More Canadians Working for Poverty Wages

Gap between working poor and those who earn the most widening.

A growing number of Canadians are stuck in jobs where they're not paid enough to pay the rent and feed their families. This is the most striking finding of a report compiled by the Canadian Labour Congress (CLC). While more Canadians are working and some are earning a little more than last year, the number of people working for poverty wages is on the rise.

"As a country," says Ken Georgetti, CLC president, "we have a problem when one out of every eight people that have a job, stays poor and one out of every four workers have jobs that offer little economic security or stability.

The CLC report, that compares job and income statistics for the first half of each year since 2001 , paints a picture of contrasts. On the bright side - growing job creation, reduced unemployment, some growth in real wages and household savings. In the shadows - a surprising growth in the number of working poor and a widening gap between those who earn the most and those who earn the least.

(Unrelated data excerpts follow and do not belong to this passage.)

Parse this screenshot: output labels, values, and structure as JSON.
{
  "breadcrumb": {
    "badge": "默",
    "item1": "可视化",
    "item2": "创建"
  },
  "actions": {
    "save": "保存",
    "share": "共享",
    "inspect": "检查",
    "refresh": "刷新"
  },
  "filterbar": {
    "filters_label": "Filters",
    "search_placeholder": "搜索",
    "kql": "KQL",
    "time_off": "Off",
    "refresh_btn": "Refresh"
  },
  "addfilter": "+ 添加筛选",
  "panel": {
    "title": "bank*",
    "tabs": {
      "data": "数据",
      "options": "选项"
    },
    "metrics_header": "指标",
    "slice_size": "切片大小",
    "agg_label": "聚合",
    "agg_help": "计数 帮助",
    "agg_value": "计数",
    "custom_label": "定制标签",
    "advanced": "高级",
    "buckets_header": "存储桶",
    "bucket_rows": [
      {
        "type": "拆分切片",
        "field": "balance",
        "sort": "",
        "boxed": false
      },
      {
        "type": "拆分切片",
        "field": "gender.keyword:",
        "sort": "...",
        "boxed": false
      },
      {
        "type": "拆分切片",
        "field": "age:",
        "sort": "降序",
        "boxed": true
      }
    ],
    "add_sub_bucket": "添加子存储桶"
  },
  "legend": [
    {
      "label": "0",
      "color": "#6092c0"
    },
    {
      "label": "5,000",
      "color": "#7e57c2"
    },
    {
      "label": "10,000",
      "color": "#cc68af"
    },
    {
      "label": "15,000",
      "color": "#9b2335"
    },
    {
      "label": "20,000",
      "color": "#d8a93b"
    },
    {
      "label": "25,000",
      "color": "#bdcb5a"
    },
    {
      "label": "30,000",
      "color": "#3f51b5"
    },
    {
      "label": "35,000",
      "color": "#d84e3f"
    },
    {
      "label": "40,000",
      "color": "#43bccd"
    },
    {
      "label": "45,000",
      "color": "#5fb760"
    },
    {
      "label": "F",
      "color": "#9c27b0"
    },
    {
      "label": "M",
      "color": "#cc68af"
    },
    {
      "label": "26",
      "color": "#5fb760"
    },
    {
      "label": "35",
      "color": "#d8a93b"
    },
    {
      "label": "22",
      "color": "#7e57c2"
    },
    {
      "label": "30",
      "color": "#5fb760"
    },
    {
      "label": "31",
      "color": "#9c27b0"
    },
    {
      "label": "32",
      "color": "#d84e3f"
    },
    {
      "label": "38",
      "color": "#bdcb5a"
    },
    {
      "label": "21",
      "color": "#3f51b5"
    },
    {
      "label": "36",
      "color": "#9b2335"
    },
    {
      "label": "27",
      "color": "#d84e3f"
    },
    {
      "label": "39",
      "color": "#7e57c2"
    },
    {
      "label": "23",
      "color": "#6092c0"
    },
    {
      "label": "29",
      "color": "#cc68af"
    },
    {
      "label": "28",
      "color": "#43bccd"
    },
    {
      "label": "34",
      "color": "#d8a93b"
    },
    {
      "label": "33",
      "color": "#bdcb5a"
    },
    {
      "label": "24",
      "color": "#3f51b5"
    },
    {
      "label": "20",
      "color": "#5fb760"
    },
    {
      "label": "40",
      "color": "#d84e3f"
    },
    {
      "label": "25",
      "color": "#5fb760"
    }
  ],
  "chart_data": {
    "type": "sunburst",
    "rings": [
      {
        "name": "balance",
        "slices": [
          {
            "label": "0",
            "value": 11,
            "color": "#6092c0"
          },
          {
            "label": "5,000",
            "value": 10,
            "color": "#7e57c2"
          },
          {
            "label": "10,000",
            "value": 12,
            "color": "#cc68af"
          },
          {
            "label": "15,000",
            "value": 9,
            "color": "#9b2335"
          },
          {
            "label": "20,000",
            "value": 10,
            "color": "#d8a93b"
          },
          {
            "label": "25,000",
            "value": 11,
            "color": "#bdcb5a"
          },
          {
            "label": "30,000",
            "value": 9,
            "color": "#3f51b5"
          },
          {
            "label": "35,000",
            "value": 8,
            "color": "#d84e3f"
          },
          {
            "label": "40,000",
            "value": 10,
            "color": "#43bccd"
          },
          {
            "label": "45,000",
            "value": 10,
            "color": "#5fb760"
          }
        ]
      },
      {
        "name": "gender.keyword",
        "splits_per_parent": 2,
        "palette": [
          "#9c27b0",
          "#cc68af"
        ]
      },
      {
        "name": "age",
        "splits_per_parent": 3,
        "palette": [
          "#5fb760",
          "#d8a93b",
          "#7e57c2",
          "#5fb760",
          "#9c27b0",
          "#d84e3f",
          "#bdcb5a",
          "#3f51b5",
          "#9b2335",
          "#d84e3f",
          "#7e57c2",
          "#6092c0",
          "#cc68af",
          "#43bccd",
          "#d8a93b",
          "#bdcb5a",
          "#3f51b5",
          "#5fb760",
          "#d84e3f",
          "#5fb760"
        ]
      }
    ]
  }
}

"The people with the highest incomes are getting more than their fair share. Meanwhile, everyone else struggles to get by and the poorest workers get left behind. A truly healthy economy would do a better job of sharing its prosperity," says Georgetti.

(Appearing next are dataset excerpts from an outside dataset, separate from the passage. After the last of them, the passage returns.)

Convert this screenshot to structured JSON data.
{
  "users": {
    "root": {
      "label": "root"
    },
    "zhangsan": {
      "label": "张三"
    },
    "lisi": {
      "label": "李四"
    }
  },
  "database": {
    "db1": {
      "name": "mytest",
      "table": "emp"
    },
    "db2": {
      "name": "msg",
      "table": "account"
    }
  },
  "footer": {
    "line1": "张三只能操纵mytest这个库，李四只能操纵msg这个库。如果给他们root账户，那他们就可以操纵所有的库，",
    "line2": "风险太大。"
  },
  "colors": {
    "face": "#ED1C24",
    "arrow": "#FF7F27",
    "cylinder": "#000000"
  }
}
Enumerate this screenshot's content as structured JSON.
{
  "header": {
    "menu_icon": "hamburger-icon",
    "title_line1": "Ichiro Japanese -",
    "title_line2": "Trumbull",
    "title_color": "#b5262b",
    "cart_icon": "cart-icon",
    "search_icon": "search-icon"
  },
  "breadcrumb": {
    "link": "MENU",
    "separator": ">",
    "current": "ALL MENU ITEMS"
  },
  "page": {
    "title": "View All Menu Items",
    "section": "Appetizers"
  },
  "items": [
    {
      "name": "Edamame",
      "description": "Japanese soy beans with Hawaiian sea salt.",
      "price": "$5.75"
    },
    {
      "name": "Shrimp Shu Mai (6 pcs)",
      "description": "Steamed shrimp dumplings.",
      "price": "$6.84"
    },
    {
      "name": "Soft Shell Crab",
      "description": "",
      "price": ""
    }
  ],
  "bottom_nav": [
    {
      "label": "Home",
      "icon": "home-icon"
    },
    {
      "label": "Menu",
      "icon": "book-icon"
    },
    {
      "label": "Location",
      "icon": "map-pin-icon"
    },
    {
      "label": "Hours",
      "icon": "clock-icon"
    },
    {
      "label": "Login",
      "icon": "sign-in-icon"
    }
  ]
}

The Canadian Labour Congress report is not the first to uncover the growing number of working families slipping into poverty. The Canadian Association of Food Banks recently reported that people with jobs make up the second largest group of food bank clients. A third of low-income children live in families where at least one parent worked full-time for the entire year. Georgetti says the growth in poverty among working families has more to do with the poor quality, not the quantity of jobs being created.

"In a tight job market, employers should be able to offer permanent employment to workers," he says, "yet 27 per cent of adult workers still find themselves with part-time, temporary jobs or in some form of self-employment. While there has been some decline in part-time jobs, the proportion of short-term contracts and seasonal jobs has grown."

According to Georgetti, the new jobs being created are not replacing the jobs being lost in the country's manufacturing sector, which has shed 300,000 jobs over the past four years. Many of those jobs were full-time and paid an average of $21 per hour. Meanwhile, the energy boom that's creating good jobs, particularly in Alberta, has only replaced one in six of the jobs lost in the manufacturing sector since 2002.

"Getting a job is supposed to mean getting ahead. It's supposed to be a family's ticket out of poverty," says Georgetti. "A country so prosperous and rich in opportunity should be able to do better for working citizens.

"Raising the wages of the poorest workers would be a good place to start, which means bringing minimum wages above the poverty line and providing the means for the working poor to improve their skills, including basic literacy and numeracy programs."

Action recommended by Georgetti to improve the current situation calls on government to come up with a jobs strategy that focuses on the long-term prosperity of working families, improve access to union membership and collective bargaining, and to raise and enforce employment standards.